Günümüzde elektronik haberleşme, ya elektronik posta sistemi (e-mail) sayesinde yazışarak ya da bilgi tartışma servisleri ve bilgisayar konferans sistemleriyle konuşarak yapılmaktadır. Elektronik haberleşme kanalları ile istediğimiz bilgiyi; emek, zaman ve ekonomiden tasarruf ederek dünyanın öbür ucuna iletebiliriz. İşte bu olanak sayesinde dünyanın her tarafındaki demokratik yaşama müdahil olabiliriz. Bunun yanında sosyal medyanın kullanımı da büyük bir hızla artmaktadır.

Sosyal medya, kişilerin İnternet üzerinden -sosyal ağlar aracılığı ile- her türlü diyalog ve paylaşımda bulunmalarına olanak sağlamaktadır. Bu hızlı kullanım hemen her şeyi etkilemektedir. İnsanlar sosyal medya araçlarını kullanarak örgütlenebilmekte, demokratik yaşam içinde meydana gelen olumlu veya olumsuz olaylara müdahale edebilmektedirler.
Ortadoğu’da yaşanan rejim değişikliğine neden olan toplumsal ayaklanmaların, sosyal medya üzerinden bir araya gelen insanlar tarafından yapıldığı iddia edilmektedir. Yine bu olanaklar sayesinde insanlar, hem kendi ülkelerinde hem de dünyanın başka ülkelerinde yaşanan olumlu demokratik gelişmeleri desteklemekte ve olumsuz olayları da protesto edebilmektedirler.
Bilişim ve iletişim teknolojilerindeki hızlı gelişmeler insan ilişkilerinde, siyasi yaşamda ve demokratik toplumların ve kurumların işleyişinde devrim niteliğinde değişimlere neden olmuştur.
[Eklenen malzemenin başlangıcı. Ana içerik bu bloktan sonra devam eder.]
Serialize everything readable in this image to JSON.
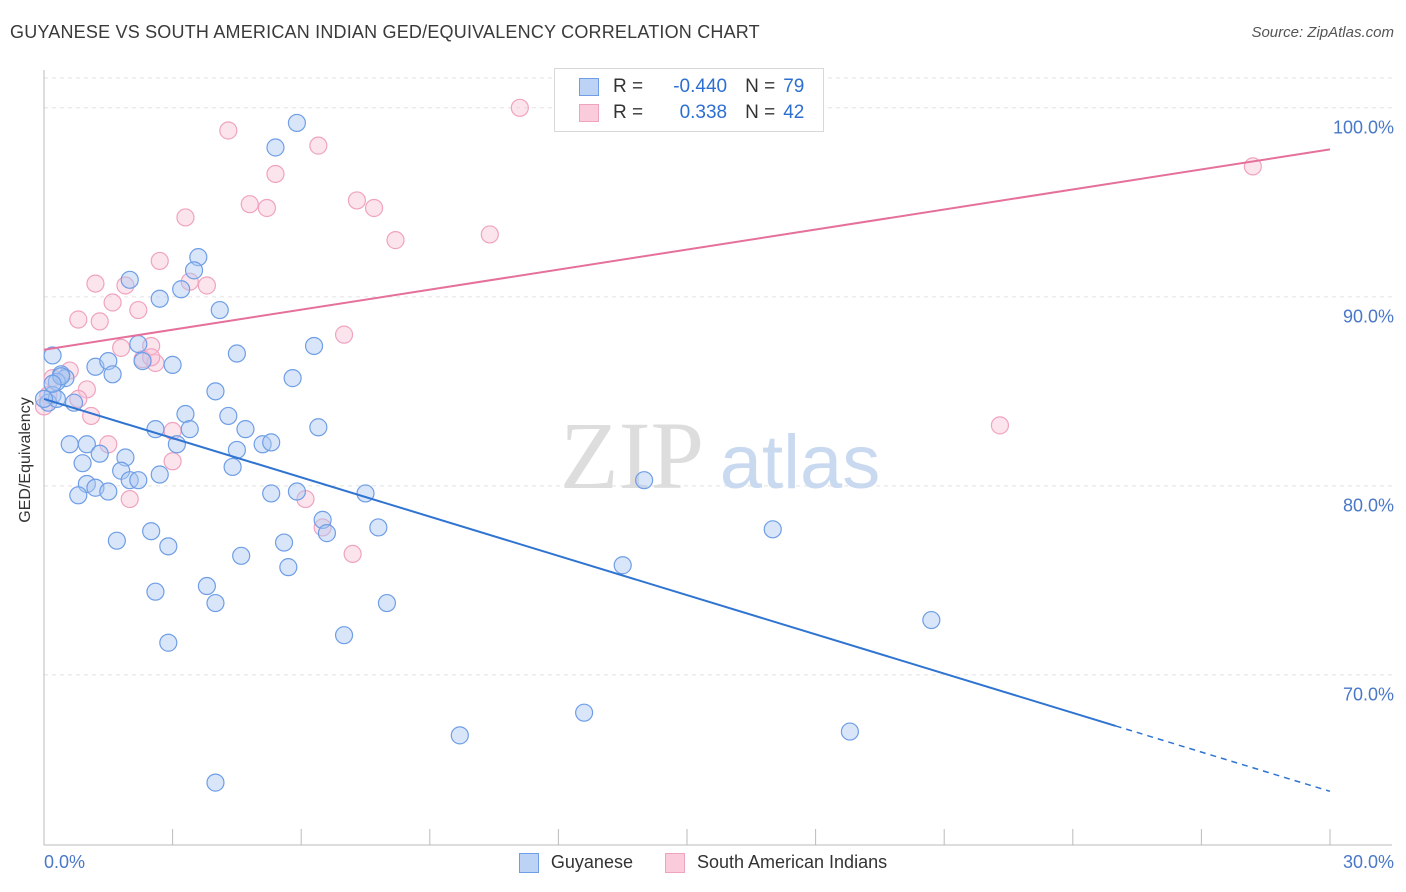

Bilişim ve iletişim teknolojileri, gerek yurttaşlar arasındaki gerek seçilmişler ile seçmenleri arasındaki iletişimi büyük oranda değiştirmiştir.
Hükûmetin yurttaşlara ve yerel yönetimlerin kenttaşlara erişiminde yeni yöntemlerin ortaya çıkışına tanık oluyoruz. Bilişim ve iletişim teknolojileri iki taraflı çalışan bir iletişim kanalı açmıştır. Bir taraftan seçilmişler seçmenlerine icraatlarını, düşüncelerini anlatabilmekte, diğer taraftan da seçmenler temsilcilerine isteklerini, sorunlarını, çözüm önerilerini aktarabilmektedirler. Üstelik tarafların bir araya gelmesini de gerektirmemektedir. Bütün bunların sonucunda vatandaşlar artık dijital vatandaş olarak nitelendirilebilmektedir.
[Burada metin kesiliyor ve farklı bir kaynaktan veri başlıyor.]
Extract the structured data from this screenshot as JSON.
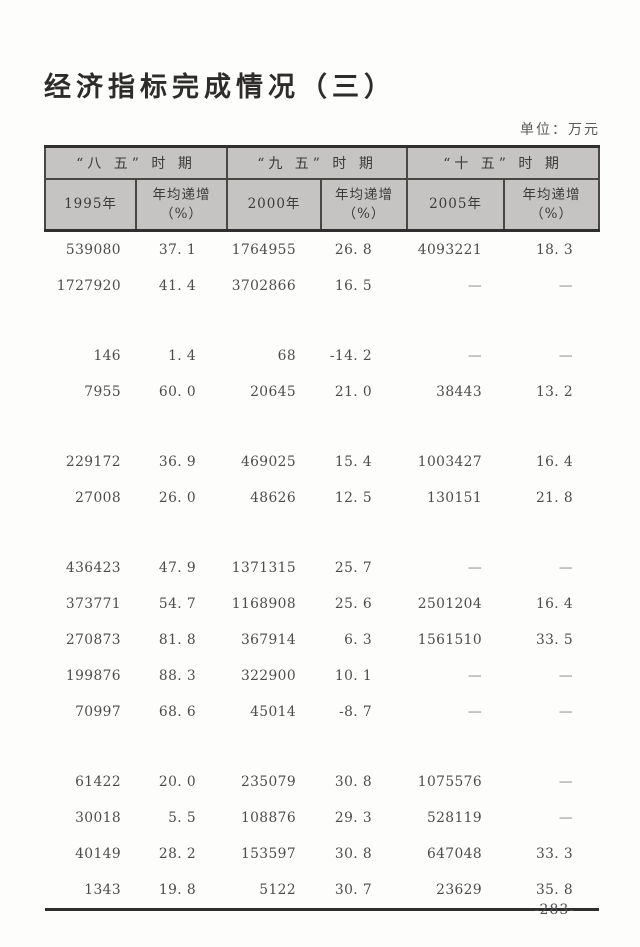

Ülkemizde de uygulanan “e- devlet” uygulaması sayesinde birçok işlem kolayca ve zahmetsizce gerçekleştirilebilmektedir. Böylesine etkili bir aracı demokratik yaşama etkin katılım için bizler de kullanmalıyız. Yaşadığımız ya da şahit olduğumuz insan hakları ihlallerini veya iyi örnekleri kamuoyu ile paylaşmalı, yaşanan ihlallerle ilgili şikâyetleri yetkili mercilere iletmeliyiz. Yönetimin uygulamaları ile ilgili düşüncelerimizi kurum ve kuruluşlara iletmeliyiz. Çözüm önerileri geliştirmeliyiz.
Sosyal yaşam içinde son derece etkili olan elektronik haberleşme ve sosyal medya araçlarını kullanırken etik ilkeleri ön planda tutmalıyız. Toplumsal yaşam içinde uymak zorunda olduğumuz genel görgü kurallarına uyma, yaptığımız bilgilendirmelerde başkalarını yanıltmama, yasaların suç kabul ettiği eylemlerde bulunmama gibi kurallara uygun davranmalıyız. Katılmadığımız görüşlerle ilgili yorum yaparken hakaret etmemeye, saygı sınırlarını zorlamamaya özen göstermeliyiz.